I just keep smiling and nodding

Get ready for loud, bellicose voices blaring political platitudes as we plunge headlong into another national election year. Our communication skills will be put to the test as the quips, comments, and even the pauses of every office-seeker are relentlessly scrutinized for subtle nuances and subliminal messages. Did a candidate really make an outrageous implication, or did some sloppy reporter publish an erroneous inference?

For me, the task of analyzing campaign jargon is all the more difficult because I have a chronic tendency to misinterpret the wide range of vocal inflections that occur during normal conversation.

The other day my attention was caught by a fast-talking radio commercial that ended with this statement: "Check out our ad in the whiter yellow pages!" I'd never heard of the whiter yellow pages. Was it a new, hybrid phone book?

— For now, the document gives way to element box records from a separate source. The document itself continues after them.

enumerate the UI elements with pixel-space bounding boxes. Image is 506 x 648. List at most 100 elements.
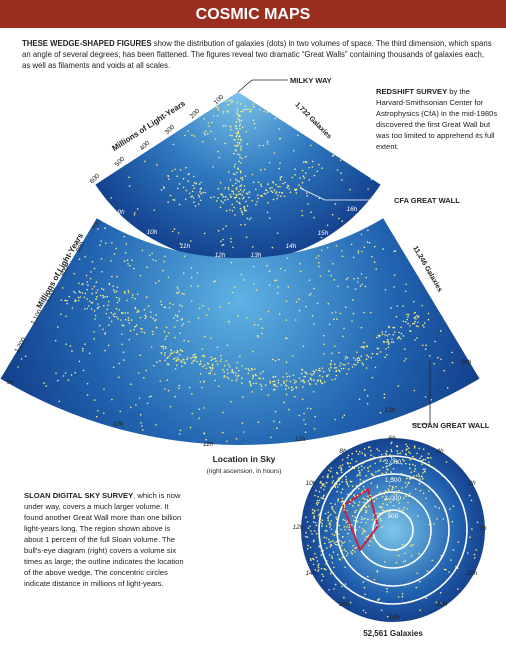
- galaxy-dot: [66, 299, 68, 302]
- galaxy-dot: [357, 494, 359, 497]
- galaxy-dot: [234, 372, 237, 375]
- galaxy-dot: [276, 292, 279, 295]
- galaxy-dot: [273, 279, 276, 282]
- galaxy-dot: [60, 313, 62, 316]
- galaxy-dot: [252, 382, 255, 385]
- galaxy-dot: [90, 271, 92, 273]
- galaxy-dot: [309, 377, 312, 380]
- galaxy-dot: [176, 350, 179, 352]
- galaxy-dot: [324, 529, 327, 532]
- galaxy-dot: [427, 453, 430, 455]
- galaxy-dot: [116, 301, 119, 304]
- sloan-note: SLOAN DIGITAL SKY SURVEY, which is now u…: [24, 490, 189, 589]
- galaxy-dot: [353, 502, 356, 505]
- distance-ring: [372, 509, 414, 551]
- galaxy-dot: [357, 277, 359, 279]
- galaxy-dot: [137, 309, 139, 312]
- galaxy-dot: [311, 166, 314, 168]
- galaxy-dot: [208, 372, 210, 375]
- galaxy-dot: [232, 193, 235, 195]
- galaxy-dot: [95, 291, 97, 294]
- galaxy-dot: [340, 172, 342, 174]
- galaxy-dot: [322, 575, 325, 578]
- galaxy-dot: [369, 497, 372, 500]
- galaxy-dot: [268, 270, 271, 273]
- galaxy-dot: [385, 348, 387, 350]
- galaxy-dot: [187, 173, 190, 176]
- galaxy-dot: [341, 255, 344, 258]
- galaxy-dot: [335, 541, 338, 543]
- galaxy-dot: [422, 477, 424, 480]
- galaxy-dot: [236, 186, 238, 189]
- galaxy-dot: [306, 548, 309, 550]
- galaxy-dot: [364, 285, 367, 288]
- galaxy-dot: [181, 325, 183, 327]
- galaxy-dot: [328, 469, 330, 472]
- galaxy-dot: [245, 236, 248, 238]
- hour-label: 16h: [339, 601, 350, 608]
- galaxy-dot: [280, 191, 283, 194]
- galaxy-dot: [167, 389, 170, 392]
- galaxy-dot: [129, 329, 132, 332]
- galaxy-dot: [319, 369, 321, 372]
- ring-label: 1,000: [385, 495, 402, 502]
- galaxy-dot: [78, 360, 81, 363]
- galaxy-dot: [298, 377, 301, 379]
- galaxy-dot: [329, 363, 332, 366]
- hour-label: 10h: [113, 421, 124, 428]
- galaxy-dot: [379, 512, 381, 515]
- galaxy-dot: [240, 145, 242, 147]
- galaxy-dot: [386, 468, 389, 471]
- galaxy-dot: [283, 380, 285, 383]
- galaxy-dot: [376, 336, 378, 339]
- galaxy-dot: [307, 527, 310, 529]
- galaxy-dot: [202, 191, 204, 194]
- galaxy-dot: [385, 490, 388, 493]
- galaxy-dot: [404, 552, 406, 555]
- galaxy-dot: [278, 191, 281, 194]
- galaxy-dot: [262, 377, 265, 380]
- galaxy-dot: [278, 128, 281, 130]
- galaxy-dot: [335, 532, 338, 535]
- galaxy-dot: [357, 359, 359, 362]
- galaxy-dot: [303, 412, 305, 415]
- galaxy-dot: [241, 126, 244, 128]
- galaxy-dot: [399, 452, 402, 455]
- galaxy-dot: [211, 367, 214, 370]
- galaxy-dot: [283, 382, 286, 384]
- galaxy-dot: [379, 411, 382, 414]
- galaxy-dot: [160, 189, 163, 191]
- galaxy-dot: [190, 357, 192, 359]
- galaxy-dot: [264, 168, 266, 171]
- galaxy-dot: [236, 134, 238, 137]
- galaxy-dot: [393, 326, 396, 329]
- galaxy-dot: [131, 294, 134, 296]
- galaxy-dot: [203, 432, 205, 434]
- galaxy-dot: [135, 404, 137, 406]
- galaxy-dot: [330, 528, 333, 531]
- galaxy-dot: [357, 252, 360, 254]
- galaxy-dot: [266, 211, 269, 214]
- galaxy-dot: [93, 399, 96, 401]
- galaxy-dot: [292, 388, 295, 390]
- galaxy-dot: [320, 567, 323, 570]
- galaxy-dot: [425, 463, 428, 466]
- galaxy-dot: [367, 229, 369, 232]
- galaxy-dot: [236, 112, 238, 115]
- hour-label: 13h: [251, 252, 262, 259]
- galaxy-dot: [77, 296, 80, 299]
- galaxy-dot: [418, 447, 421, 450]
- galaxy-dot: [451, 361, 454, 364]
- galaxy-dot: [234, 149, 237, 151]
- galaxy-dot: [65, 343, 67, 345]
- galaxy-dot: [239, 355, 241, 358]
- galaxy-dot: [328, 541, 331, 544]
- galaxy-dot: [352, 544, 355, 547]
- galaxy-dot: [251, 369, 254, 371]
- galaxy-dot: [355, 484, 358, 487]
- galaxy-dot: [66, 302, 68, 305]
- galaxy-dot: [318, 367, 321, 370]
- galaxy-dot: [346, 526, 348, 528]
- galaxy-dot: [202, 304, 204, 307]
- galaxy-dot: [102, 328, 104, 331]
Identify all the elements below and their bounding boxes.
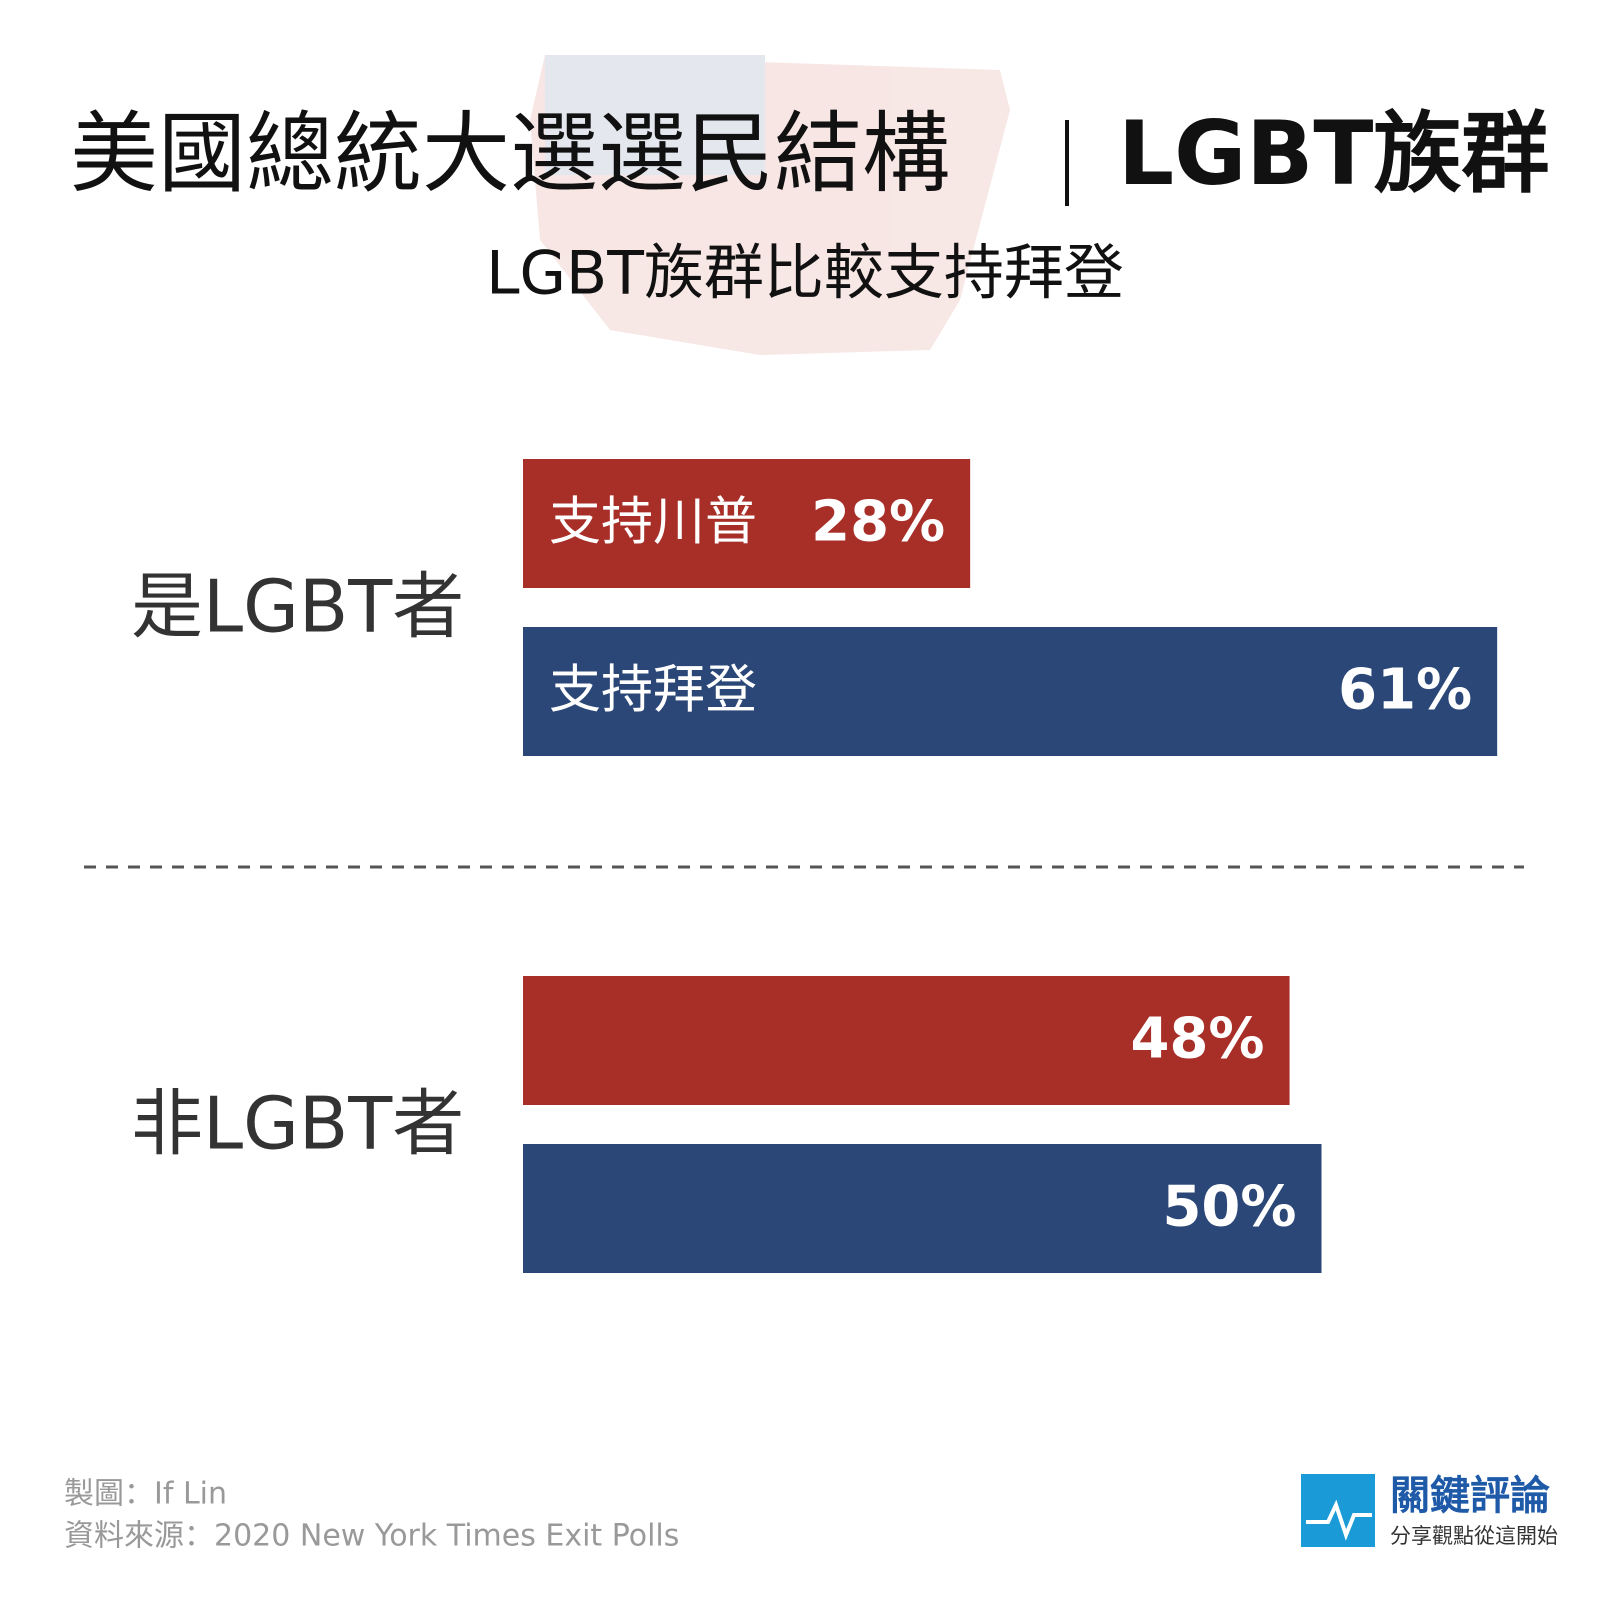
value-label: 48%	[1131, 1007, 1265, 1072]
series-label: 支持拜登	[549, 661, 757, 721]
brand-slogan: 分享觀點從這開始	[1390, 1524, 1558, 1548]
flag-background	[530, 55, 1010, 355]
bar	[523, 459, 971, 588]
value-label: 50%	[1162, 1175, 1296, 1240]
chart-title: 美國總統大選選民結構	[70, 102, 950, 205]
value-label: 61%	[1338, 658, 1472, 723]
category-label: 非LGBT者	[131, 1082, 464, 1166]
bar	[523, 1144, 1322, 1273]
bar	[523, 627, 1498, 756]
source: 資料來源：2020 New York Times Exit Polls	[64, 1519, 679, 1554]
series-label: 支持川普	[549, 493, 757, 553]
logo-pulse	[1306, 1499, 1372, 1541]
value-label: 28%	[811, 490, 945, 555]
bar	[523, 976, 1290, 1105]
brand: 關鍵評論	[1390, 1473, 1550, 1519]
credit: 製圖：If Lin	[64, 1477, 227, 1512]
category-label: 是LGBT者	[131, 565, 464, 649]
chart-subtitle: LGBT族群比較支持拜登	[486, 239, 1124, 309]
chart-title-topic: LGBT族群	[1118, 102, 1549, 205]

In this case, it took only a few moments for me to realize the announcer had jammed together "white OR yellow pages."

More often the linguistic confusion goes unresolved for longer periods and is compounded by my reluctance to invoke the phrase, "Beg pardon, could you repeat that?"

Several years ago, I called another writer on the phone and asked about the protocol for my first publication party.

"It's pretty simple," she said. "You do a short reading, and then sit with your books. People will come up and sort of pay Amish to you." From her casual tone, I assumed "paying Amish" was a hip literary term that had slipped past me because I'm such a square.

After asking around and getting mostly blank stares, someone suggested (correctly) that my friend had actually said "pay homage." Homage is not a word that gets spoken aloud very often, and the silent H tripped me up.

One of my earliest audio gaffes was also the most enduring. As a kid, I enjoyed watching "The Rifleman" series on TV and was impressed that Johnny Crawford was on a first-name basis with his father, Chuck Conners. He kept saying things like, "Paul, are we going to town?" or "Paul, I think someone's in the barn." Not until years later, when I saw reruns of the show as a teenager, did it dawn on me that Johnny was actually saying "Pa."

"Didn't it seem odd to you," my wife once asked, "that he called his father Paul when the character's name was Lucas McCain?" Frankly, no, because I have always been a person who accepts the quirky behavior of other families without question or judgment (especially frontier families).

All candidates should be grateful I'm not a political reporter.

I think Jimmy Carter once said World War III will start accidentally when a president walking to his helicopter, confused by a shouted question from the press corps, shouts back a confused answer that gets misprinted and ends up provoking our enemies into launching their missiles immediately.

Actually, I'm not positive it was Mr. Carter who said that. I'm just telling you what I heard.